Dans une interview accordée au Parisien, Elisabeth Moreno, ministre déléguée en charge de l’Égalité entre les femmes et les hommes. Se dit favorable à un allongement du congé paternité. Celui-ci passerait de 11 jours à un mois. Une réforme que la ministre qualifie de révolution et qui pourrait permettre un partage plus équilibré de la charge familiale entre les hommes et les femmes.
Symbole des inégalités salariales qui existent encore dans les entreprises françaises, la différence entre le revenu brut des hommes et celui des femmes s’élève à environ 24%. Cet écart de salaires résulte de maux profondément ancrés dans l’entreprise et dans la société. Parmi eux, la question de la parentalité occupe une grande place dans le débat en faveur de l’égalité salariale.
Égalité salariale, ne pas traiter uniquement le symptôme
Les écarts de rémunération cachent des maux plus profonds ; Comme le plafond de verre, quand les femmes ne peuvent pas accéder à des postes à haute responsabilité, ou les parois de verre, quand elles sont surreprésentées dans certains secteurs ou métiers. Traiter ces inégalités seulement au niveau de la rémunération reviendrait alors à ne traiter qu’un symptôme sans guérir le mal. Car le plafond comme les parois de verre, résultent bien souvent d’une interruption de carrière, notamment au moment de la maternité, qui défavorise l’accès des femmes à des postes hautement rémunérés.

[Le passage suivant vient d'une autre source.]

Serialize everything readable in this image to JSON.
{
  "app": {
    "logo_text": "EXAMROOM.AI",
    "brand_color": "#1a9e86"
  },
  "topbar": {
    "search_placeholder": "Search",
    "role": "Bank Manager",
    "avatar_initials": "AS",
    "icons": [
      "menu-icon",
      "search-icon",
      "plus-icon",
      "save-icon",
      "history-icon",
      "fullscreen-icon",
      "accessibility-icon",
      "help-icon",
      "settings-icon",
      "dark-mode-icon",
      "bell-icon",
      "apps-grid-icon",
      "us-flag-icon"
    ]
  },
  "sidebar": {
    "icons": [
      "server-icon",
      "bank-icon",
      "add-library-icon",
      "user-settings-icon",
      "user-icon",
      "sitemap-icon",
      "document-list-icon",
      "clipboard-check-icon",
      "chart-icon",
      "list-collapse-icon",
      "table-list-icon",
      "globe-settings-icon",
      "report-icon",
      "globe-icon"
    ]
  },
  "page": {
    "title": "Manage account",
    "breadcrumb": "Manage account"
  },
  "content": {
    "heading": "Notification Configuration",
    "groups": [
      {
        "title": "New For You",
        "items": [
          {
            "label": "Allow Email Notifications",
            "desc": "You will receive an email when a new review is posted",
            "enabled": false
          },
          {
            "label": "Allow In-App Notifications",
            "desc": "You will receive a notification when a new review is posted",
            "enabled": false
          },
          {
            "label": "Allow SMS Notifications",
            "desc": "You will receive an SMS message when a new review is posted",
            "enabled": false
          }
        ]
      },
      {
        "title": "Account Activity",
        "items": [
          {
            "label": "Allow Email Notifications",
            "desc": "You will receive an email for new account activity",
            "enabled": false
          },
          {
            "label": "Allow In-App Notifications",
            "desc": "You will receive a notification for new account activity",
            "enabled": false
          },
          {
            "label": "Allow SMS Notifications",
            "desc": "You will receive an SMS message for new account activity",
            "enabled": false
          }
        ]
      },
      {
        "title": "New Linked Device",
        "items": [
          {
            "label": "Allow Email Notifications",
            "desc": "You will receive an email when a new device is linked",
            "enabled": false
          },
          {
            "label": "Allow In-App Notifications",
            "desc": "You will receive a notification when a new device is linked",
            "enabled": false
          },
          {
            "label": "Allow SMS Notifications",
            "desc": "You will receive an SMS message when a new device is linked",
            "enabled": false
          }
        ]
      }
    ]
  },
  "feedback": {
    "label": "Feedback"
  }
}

Selon une étude de l’Insee menée en 2019, la naissance d’un enfant entraînerait chez la femme une diminution d’en moyenne 20% de son revenu salarial, cinq ans après l’arrivée de celui-ci. Alors qu’elle n’a presque aucun impact sur le salaire des hommes. La parentalité apparaît alors comme une question indispensable à traiter pour espérer rétablir une égalité de rémunération entre les hommes et les femmes.
Allongement du congé paternité pour plus d’égalité salariale
L’arrivée d’un enfant demande une grande implication auprès de la famille et beaucoup d’organisation. Elle nécessite un certain temps d’adaptation pour les parents afin de prendre leur rôle dans la sphère familiale. Ce temps consacré à la famille est un temps qui n’est pas investi dans l’entreprise. C’est ainsi que la parentalité engendre bien souvent une perte d’opportunités professionnelles. Or, bien souvent, ce sont les femmes qui assument l’impact de la charge parentale.
De fait, la législation française prévoit que la femme reste 16 semaines en congé maternité. Tandis que l’homme ne peut consacrer que 11 jours à son nouveau né. Même si le père souhaite s’investir davantage dans sa vie de famille, il n’en a pas la possibilité. C’est à ce niveau que se joue l’égalité entre les femmes et les hommes. Alors que les rôles s’établissent au sein du foyer. La mère s’organise pour s’occuper de son enfant, quand le père est poussé à reprendre le travail. À leur retour de congé maternité, les femmes subissent les conséquences de cette interruption de carrière et de ce nouveau rôle de mère, très prenant, qui les freine dans leur évolution professionnelle. Une étude de l’IGAS souligne d’ailleurs que le congé paternité favoriserait l’engagement paternel et la construction durable d’un lien entre le père et son enfant. Ce lien permettrait notamment une répartition plus équilibrée de la charge mentale au sein du couple.
Cette inégalité face à la charge familiale engendre également des discriminations à l’embauche. Et se résume en cette simple question essentiellement posée aux femmes : « Envisagez-vous d’avoir des enfants ? ». Et même si l’interrogation n’est pas clairement énoncée, un recruteur pourra préférer un profil masculin à un profil féminin. Par crainte d’une absence prolongée au moment de la maternité. Embaucher un homme semble garantir plus de stabilité. Dès lors, l’allongement du congé paternité représente un rééquilibrage entre les femmes et les hommes face à cette discrimination à l’embauche.
Le Parental Act : une initiative des entreprises en faveur de l’égalité salariale
La maternité apparaît donc comme une étape qui cristallise les inégalités entre les hommes et les femmes. Fatigués d’attendre une réponse du gouvernement, trois chefs d’entreprise. Céline Lazorthes, Isabelle Rabier et Thibault Lanthier, ont souhaité faire de l’entreprise un moteur du changement social. Depuis février 2020, ils ont rassemblé plus de 300 entreprises autour d’un engagement concret : le Parental Act. En signant cette charte, les dirigeants s’engagent à mettre en place dans leur entreprise un congé paternité d’un mois minimum et 100% rémunéré s’appliquant au second parent.
Dans leur tribune des Echos, publiée en février 2020, les dirigeants signataires déplorent le retard de la France sur la question du congé parental partagé. Ils estiment que malgré l’introduction d’un congé de paternité en 2002. « le dispositif reste centré autour de la femme qui porte l’enfant ». Il semble alors grand temps de prendre exemple sur nos voisins. Comme la Finlande qui annonçait en février 2020 un allongement du congé paternité pour atteindre la même durée que celui des mères.